That sounds like the current proof is too brute-force—too badly understood by humans—for humans to be able to explain it to Lean?

Lean does feasibly let you shard out verification work; i.e., you can take a huge proof tree, chop it into an assortment of independently-proven branches (trivial if it's a true tree), let those branches be verified in parallel by a simple cluster, inject the feedback information from the cluster tasks ("this theorem here (the open goals/interactive state at the point this branch was cut out of the full tree) is true; no need for you to actually be aware that it's proven with specifically this proof here (the branch of the tree)") into the main kernel's verification cache (or just declare those intermediate theorems as true), and write a "apply this_theorem_we_cut_out_here" in place of the cut-out branch when writing up the main tree.

Good thing that, as long as you verify the entire result and make sure your verifier orchestration doesn't have bugs of a "cheating" nature, you can let AI run pretty wild on transforming/translating/chopping a Lean proof tree, because the verifier is already presumed to be an oracle with no false positives.

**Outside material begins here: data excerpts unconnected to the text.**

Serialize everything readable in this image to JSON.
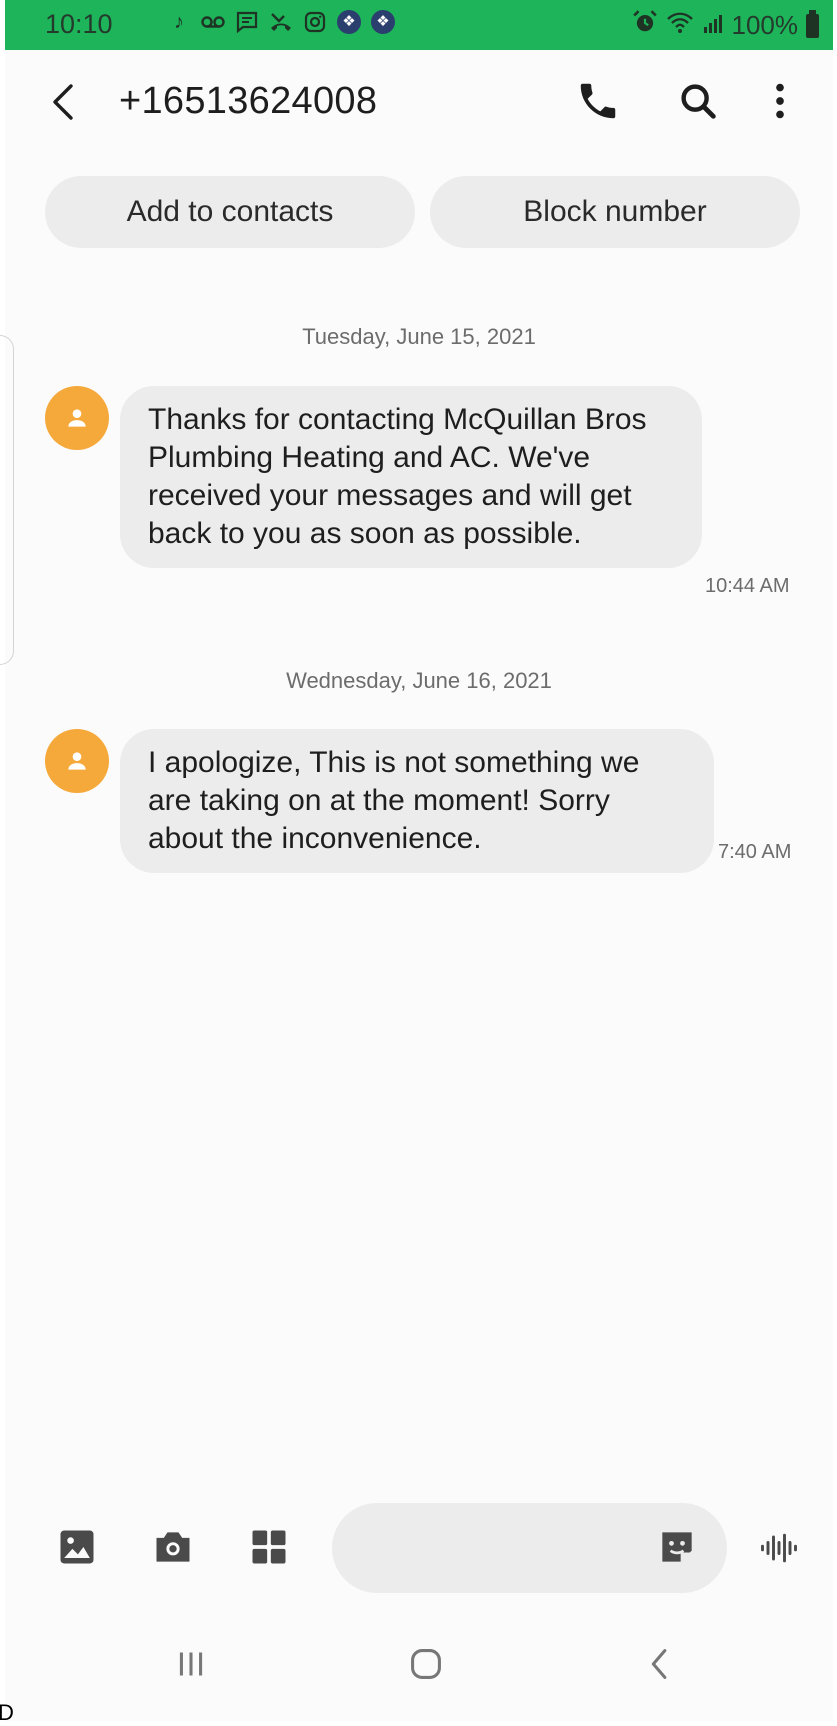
{
  "status_bar": {
    "time": "10:10",
    "battery_percent": "100%",
    "notification_icons": [
      "tiktok-icon",
      "voicemail-icon",
      "message-icon",
      "missed-call-icon",
      "instagram-icon",
      "app-icon",
      "app-icon"
    ],
    "system_icons": [
      "alarm-icon",
      "wifi-icon",
      "signal-icon",
      "battery-icon"
    ],
    "background_color": "#1db45a"
  },
  "header": {
    "title": "+16513624008",
    "actions": [
      "back-icon",
      "phone-icon",
      "search-icon",
      "more-vertical-icon"
    ]
  },
  "quick_actions": {
    "add_to_contacts": "Add to contacts",
    "block_number": "Block number"
  },
  "conversation": {
    "groups": [
      {
        "date": "Tuesday, June 15, 2021",
        "message": {
          "text": "Thanks for contacting McQuillan Bros Plumbing Heating and AC. We've received your messages and will get back to you as soon as possible.",
          "time": "10:44 AM"
        }
      },
      {
        "date": "Wednesday, June 16, 2021",
        "message": {
          "text": "I apologize, This is not something we are taking on at the moment! Sorry about the inconvenience.",
          "time": "7:40 AM"
        }
      }
    ],
    "avatar_color": "#f6a93b"
  },
  "composer": {
    "input_value": "",
    "icons": [
      "gallery-icon",
      "camera-icon",
      "apps-icon",
      "sticker-icon",
      "voice-icon"
    ]
  },
  "nav_bar": {
    "icons": [
      "recents-icon",
      "home-icon",
      "back-icon"
    ]
  },
  "corner_text": "D"
}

E.g. here it could potentially help translating SageMath representations to Lean4 representations, with the only downside that a failed verification in Lean could be due to merely erroneous AI-assisted translation.

Overall, I'd think given the nature of proving that a polyhedron doesn't have Rupert's property, there should be fairly straight-forward (if not actually trivial) ways of sharding the proof. The paper seems to talk of a 5-dimensional search space; in more general I'd think it's 8 dimensions to account for the translation through the proposed hole (this is still assuming you want to not rotate the polyhedra as you're passing one through the other):

"attack direction (angle of the penetrated)" from any direction (3D; unit quaternion), while the penetrator is facing any direction (3D; unit quaternion), shifted sideways any amount normal to the direction of translation (2D; simple 2D point), valid at any translation/penetration depth (1D; simple distance/real), while cancelling one dimension worth of freedom because only mutual twist along the direction translation matters (not absolute twist).

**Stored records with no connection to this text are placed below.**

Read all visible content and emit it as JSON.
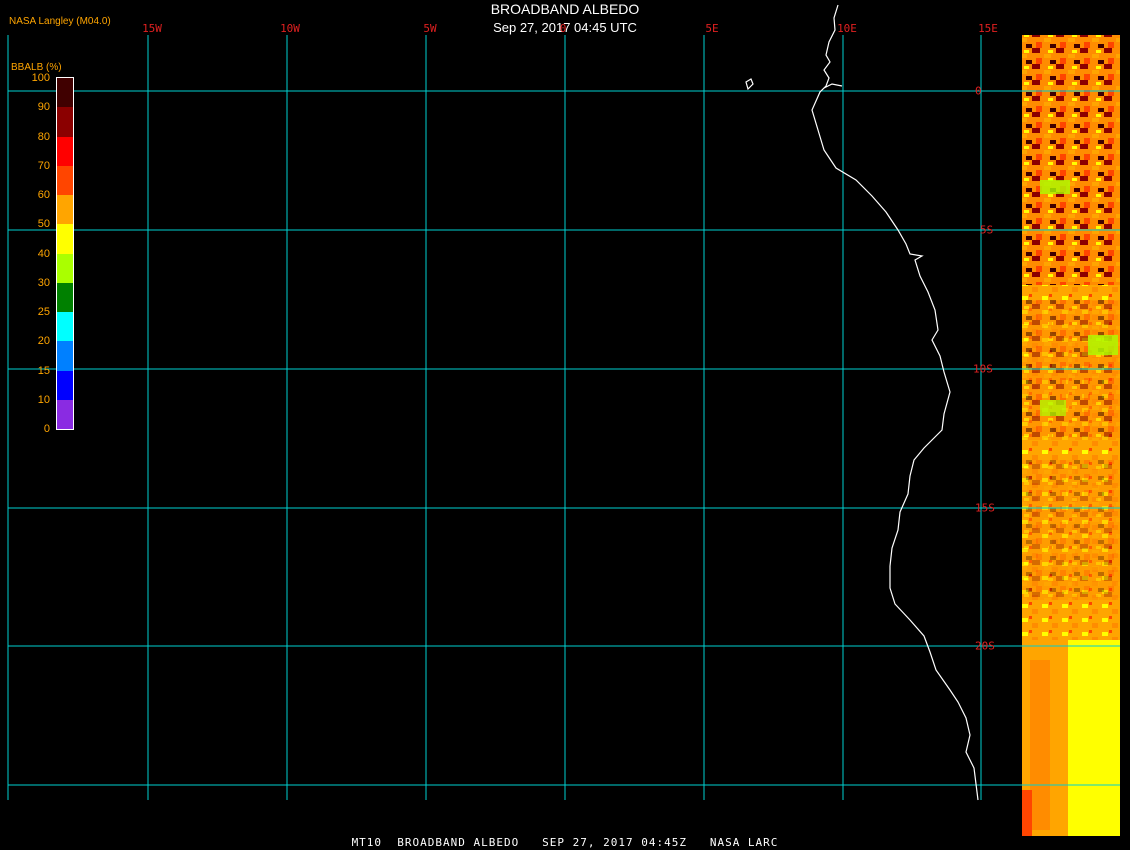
{
  "header": {
    "title": "BROADBAND ALBEDO",
    "subtitle": "Sep 27, 2017 04:45 UTC",
    "producer": "NASA Langley (M04.0)"
  },
  "longitude_labels": [
    "15W",
    "10W",
    "5W",
    "0",
    "5E",
    "10E",
    "15E"
  ],
  "latitude_labels": [
    "0",
    "5S",
    "10S",
    "15S",
    "20S"
  ],
  "colorbar": {
    "title": "BBALB (%)",
    "tick_labels": [
      "100",
      "90",
      "80",
      "70",
      "60",
      "50",
      "40",
      "30",
      "25",
      "20",
      "15",
      "10",
      "0"
    ],
    "colors": [
      "#400000",
      "#8b0000",
      "#ff0000",
      "#ff4500",
      "#ffa500",
      "#ffff00",
      "#aaff00",
      "#008000",
      "#00ffff",
      "#0080ff",
      "#0000ff",
      "#8a2be2"
    ]
  },
  "footer": "MT10  BROADBAND ALBEDO   SEP 27, 2017 04:45Z   NASA LARC",
  "colors": {
    "grid": "#00d0d0",
    "coast": "#ffffff",
    "label": "#e02020",
    "accent": "#ffa500"
  }
}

There's some mirror/flip symmetries that each take a factor of 2 out, but that's insignificant as long as we keep the dimensions of our geometry fixed at 3.

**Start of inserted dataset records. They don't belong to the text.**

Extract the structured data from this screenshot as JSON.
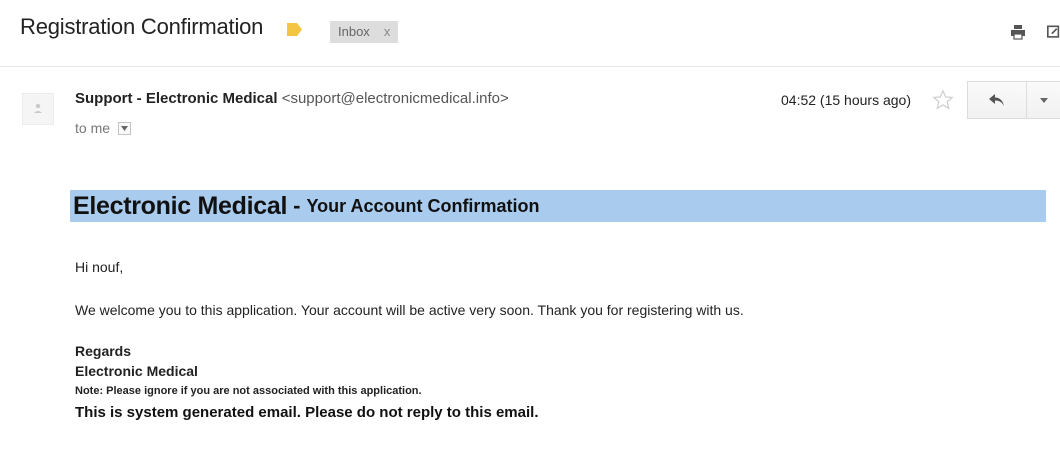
{
  "header": {
    "subject": "Registration Confirmation",
    "label_chip": "Inbox",
    "label_chip_close": "x",
    "label_color": "#f4c542"
  },
  "message": {
    "sender_name": "Support - Electronic Medical",
    "sender_email": "<support@electronicmedical.info>",
    "recipient": "to me",
    "timestamp": "04:52 (15 hours ago)"
  },
  "email_body": {
    "banner_brand": "Electronic Medical",
    "banner_separator": "-",
    "banner_heading": "Your Account Confirmation",
    "banner_color": "#a9cbee",
    "greeting": "Hi nouf,",
    "welcome_text": "We welcome you to this application. Your account will be active very soon. Thank you for registering with us.",
    "regards": "Regards",
    "signature": "Electronic Medical",
    "note": "Note: Please ignore if you are not associated with this application.",
    "system_message": "This is system generated email. Please do not reply to this email."
  },
  "icons": {
    "print": "print-icon",
    "new_window": "new-window-icon",
    "star": "star-icon",
    "reply": "reply-icon",
    "more": "chevron-down-icon",
    "avatar": "person-icon"
  }
}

Now having thought about it a bit more to write this, I think it'd be mostly (automatable brute-force type) mechanical once you translate the coarse proof structure and theorem definitions, because you're "just" sweeping 5 (or 8) degrees of freedom while partitioning the search space whenever your property definition hits a branch. A benefit of that being a possibly trivially parallel/flat certificate that's basically composed of 2 parts: (1) a list of intervals in the 5/8 dimensional search space that together cover the entire search space, and (2) for each listed interval, a branch-free verifiable statement (certificate) that the property definition applies in a definitionally uniform manner across said interval.